On Sat, May 24, 2014 at 5:57 AM, Ashley Holman <dsc...@gmail.com> wrote:
> * As far as I can tell, this shouldn't change any game theory or incentives
> because nodes still receive blocks exactly as they do now, just sooner.  The
> difference is, invalid blocks that meet the PoW will be broadcast to
> everyone, but this is nothing new since someone can peer with you and send
> you an invalid block already.  Network DoS should not be a possibility since
> it is very expensive to make invalid blocks that meet network PoW.

The difference is that with cut-through forwarding of blocks, a
sufficiently motivated attacker (being willing to blow 25BTC's worth
of electricity on the effort) can subjugate the entire Bitcoin network
to its DoS attack, rather than having to connect to every node
individually and then still have those individual nodes reject that
invalid block without relaying any knowledge of its existence.

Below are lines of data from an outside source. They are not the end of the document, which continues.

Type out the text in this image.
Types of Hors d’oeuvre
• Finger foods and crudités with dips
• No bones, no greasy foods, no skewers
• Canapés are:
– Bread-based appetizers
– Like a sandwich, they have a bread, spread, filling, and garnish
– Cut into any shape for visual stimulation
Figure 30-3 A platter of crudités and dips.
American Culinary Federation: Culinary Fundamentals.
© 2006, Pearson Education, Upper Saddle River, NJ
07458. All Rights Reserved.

An attack could also take the form of a block body that never arrives
- a sort of teergrube attack, where the goal is to get the network
mining empty block upon empty block on top of that valid-PoW header
whose body never arrives. It doesn't have to be with an explicitly
invalid block.

Could one mitigate such attacks by allowing nodes to send a message to
the effect of, "Oops, I know that header i just sent is valid PoW, but
I'd like you to forget about it - I think its body is invalid"?